Evangelist Franklin Graham expressed his support for President Donald Trump's recent 90-day travel ban against travelers from seven predominantly Muslims countries, and indefinite ban against Syrian refugees.
Writing on his Facebook page on Jan. 31, Graham called for a "thorough vetting process" based on philosophies:
There have been a lot of protests and discussion about President Donald J. Trump’s executive action on immigration. Some people seem to have forgotten that the priority of the president of the United States is protecting the Constitution and the safety of Americans.

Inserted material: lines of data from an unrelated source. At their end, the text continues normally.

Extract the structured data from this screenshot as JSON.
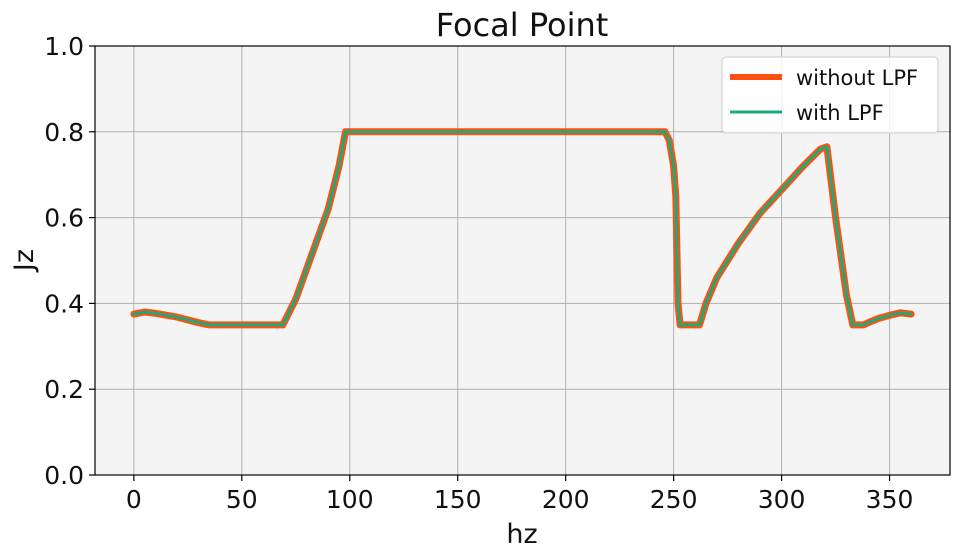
{
  "chart_data": {
    "type": "line",
    "title": "Focal Point",
    "xlabel": "hz",
    "ylabel": "Jz",
    "xlim": [
      -18,
      378
    ],
    "ylim": [
      0.0,
      1.0
    ],
    "xticks": [
      0,
      50,
      100,
      150,
      200,
      250,
      300,
      350
    ],
    "yticks": [
      0.0,
      0.2,
      0.4,
      0.6,
      0.8,
      1.0
    ],
    "xtick_labels": [
      "0",
      "50",
      "100",
      "150",
      "200",
      "250",
      "300",
      "350"
    ],
    "ytick_labels": [
      "0.0",
      "0.2",
      "0.4",
      "0.6",
      "0.8",
      "1.0"
    ],
    "grid": true,
    "legend_position": "top-right",
    "background": "#f4f4f4",
    "series": [
      {
        "name": "without LPF",
        "color": "#ff5010",
        "x": [
          0,
          5,
          10,
          20,
          30,
          35,
          40,
          50,
          60,
          69,
          75,
          80,
          85,
          90,
          95,
          98,
          100,
          130,
          150,
          200,
          246,
          248,
          250,
          251,
          252,
          253,
          255,
          260,
          262,
          265,
          270,
          280,
          290,
          300,
          310,
          318,
          321,
          325,
          330,
          333,
          335,
          338,
          340,
          345,
          350,
          355,
          360
        ],
        "y": [
          0.375,
          0.38,
          0.377,
          0.368,
          0.355,
          0.35,
          0.35,
          0.35,
          0.35,
          0.35,
          0.41,
          0.48,
          0.55,
          0.62,
          0.72,
          0.8,
          0.8,
          0.8,
          0.8,
          0.8,
          0.8,
          0.78,
          0.72,
          0.65,
          0.4,
          0.35,
          0.35,
          0.35,
          0.35,
          0.4,
          0.46,
          0.54,
          0.61,
          0.665,
          0.72,
          0.76,
          0.765,
          0.6,
          0.42,
          0.35,
          0.35,
          0.35,
          0.355,
          0.365,
          0.372,
          0.378,
          0.375
        ]
      },
      {
        "name": "with LPF",
        "color": "#20a878",
        "x": [
          0,
          5,
          10,
          20,
          30,
          35,
          40,
          50,
          60,
          69,
          75,
          80,
          85,
          90,
          95,
          98,
          100,
          130,
          150,
          200,
          246,
          248,
          250,
          251,
          252,
          253,
          255,
          260,
          262,
          265,
          270,
          280,
          290,
          300,
          310,
          318,
          321,
          325,
          330,
          333,
          335,
          338,
          340,
          345,
          350,
          355,
          360
        ],
        "y": [
          0.375,
          0.38,
          0.377,
          0.368,
          0.355,
          0.35,
          0.35,
          0.35,
          0.35,
          0.35,
          0.41,
          0.48,
          0.55,
          0.62,
          0.72,
          0.8,
          0.8,
          0.8,
          0.8,
          0.8,
          0.8,
          0.78,
          0.72,
          0.65,
          0.4,
          0.35,
          0.35,
          0.35,
          0.35,
          0.4,
          0.46,
          0.54,
          0.61,
          0.665,
          0.72,
          0.76,
          0.765,
          0.6,
          0.42,
          0.35,
          0.35,
          0.35,
          0.355,
          0.365,
          0.372,
          0.378,
          0.375
        ]
      }
    ]
  }
}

That’s exactly what President Trump is trying to do. Taking action to secure our borders had to start somewhere. Is it perfect? Maybe not, but it is a first step. As they work on solutions during this 90-day travel ban, unfortunately there are some innocent families caught in this time of transition.

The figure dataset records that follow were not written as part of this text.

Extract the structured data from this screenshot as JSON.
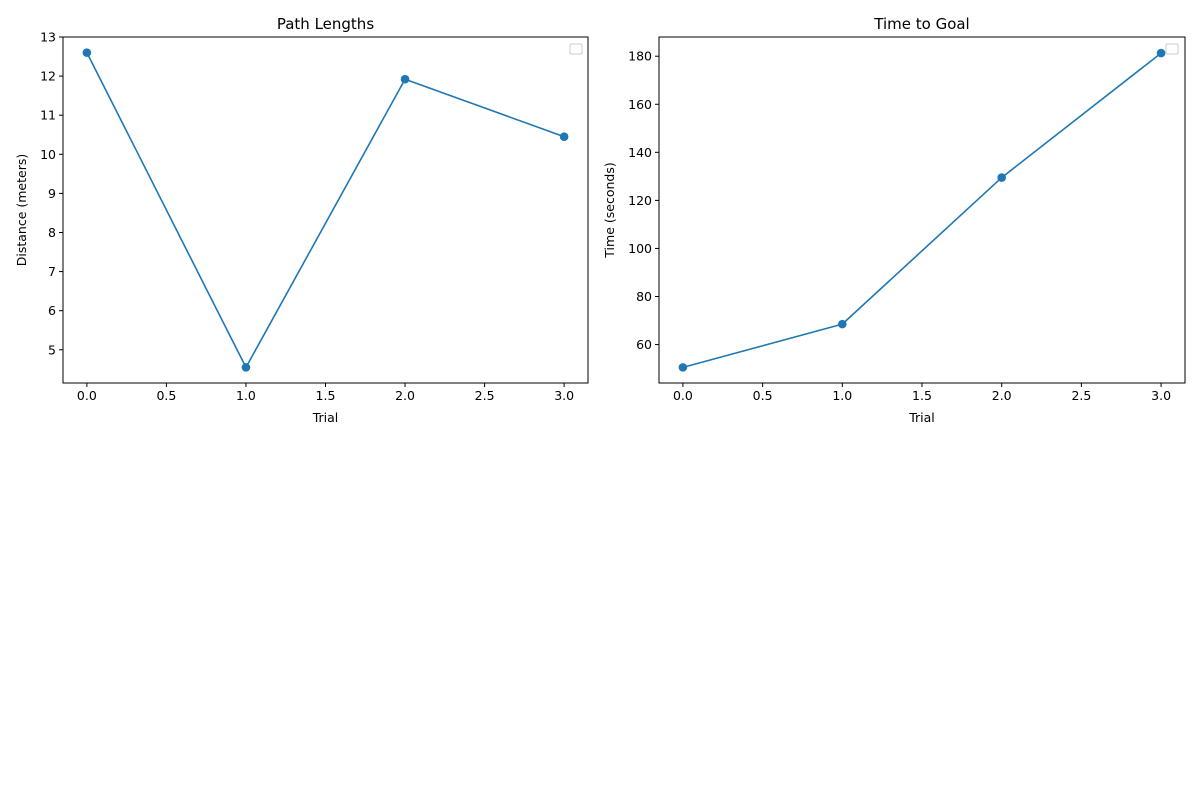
{
  "colors": {
    "series": "#1f77b4",
    "axis": "#000000",
    "background": "#ffffff",
    "legend_border": "#cccccc"
  },
  "chart_data": [
    {
      "type": "line",
      "title": "Path Lengths",
      "xlabel": "Trial",
      "ylabel": "Distance (meters)",
      "x": [
        0,
        1,
        2,
        3
      ],
      "series": [
        {
          "values": [
            12.6,
            4.55,
            11.92,
            10.45
          ],
          "marker": "circle"
        }
      ],
      "xlim": [
        -0.15,
        3.15
      ],
      "ylim": [
        4.15,
        13.0
      ],
      "xticks": [
        0.0,
        0.5,
        1.0,
        1.5,
        2.0,
        2.5,
        3.0
      ],
      "xtick_labels": [
        "0.0",
        "0.5",
        "1.0",
        "1.5",
        "2.0",
        "2.5",
        "3.0"
      ],
      "yticks": [
        5,
        6,
        7,
        8,
        9,
        10,
        11,
        12,
        13
      ],
      "ytick_labels": [
        "5",
        "6",
        "7",
        "8",
        "9",
        "10",
        "11",
        "12",
        "13"
      ],
      "grid": false,
      "legend": "top-right (empty)"
    },
    {
      "type": "line",
      "title": "Time to Goal",
      "xlabel": "Trial",
      "ylabel": "Time (seconds)",
      "x": [
        0,
        1,
        2,
        3
      ],
      "series": [
        {
          "values": [
            50.5,
            68.5,
            129.5,
            181.3
          ],
          "marker": "circle"
        }
      ],
      "xlim": [
        -0.15,
        3.15
      ],
      "ylim": [
        44.0,
        188.0
      ],
      "xticks": [
        0.0,
        0.5,
        1.0,
        1.5,
        2.0,
        2.5,
        3.0
      ],
      "xtick_labels": [
        "0.0",
        "0.5",
        "1.0",
        "1.5",
        "2.0",
        "2.5",
        "3.0"
      ],
      "yticks": [
        60,
        80,
        100,
        120,
        140,
        160,
        180
      ],
      "ytick_labels": [
        "60",
        "80",
        "100",
        "120",
        "140",
        "160",
        "180"
      ],
      "grid": false,
      "legend": "top-right (empty)"
    }
  ]
}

I think that a thorough vetting process really needs to apply to people coming into the U.S. from all countries—not just 7. We have to be sure that the philosophies of those entering our country are compatible with our Constitution. If a person does not agree with our principles of freedom, democracy, and liberty, which we cherish, they should not be allowed to come. Without question, Sharia law is not compatible.
The New York Times reports that there is already a strict vetting process in place, which includes 20 steps: "The current screening process for all refugees involves many layers of security checks before entry into the country, and Syrians were subject to an additional layer of checks. Sometimes, the process, shown below, takes up to two years."
Graham went on to say that Christians should "show God’s love and compassion," which included helping refugees in their own war-torn countries (as opposed to allowing them to immigrate to the U.S.):
But we have to realize that the president’s job is not the same as the job of the church. As Christians we are clearly taught in the Bible to care for the poor and oppressed ... As Christians we are commanded to help all, regardless of religious background or ethnicity, like the Good Samaritan Jesus shared about in the Bible. Our job is to show God’s love and compassion.
I believe the best way to help is to reach out and help these people in their own countries. I support the establishment of safe zones inside Syria and Iraq that would be protected by the international community until a political solution is found. We need to pray for political solutions that would bring peace and allow them to return to their homes as they desire.
As a matter of Biblical record, Jesus made no mention of keeping refugees in their own war-torn countries or not allowing them to immigrate to safety.
The Rev. Al Sharpton tweeted on Jan. 29 that Jesus was a refugee: "Before you head to church today, remember to thank God for his son, Jesus a refugee who fled to Egypt," which ignited pushback from Fox News on Jan. 31, notes RawStory.com.
Fox News reporter Carley Shimkus insisted that Jesus was not a refugee, while "Fox and Friends" co-host Brian Kilmeade mocked Sharpton by suggesting his ordination came in the form of a gift certificate.
Sharpton tweeted: "My response to those who say Jesus was not a refugee. We can have different opinions, but we can’t have different facts!"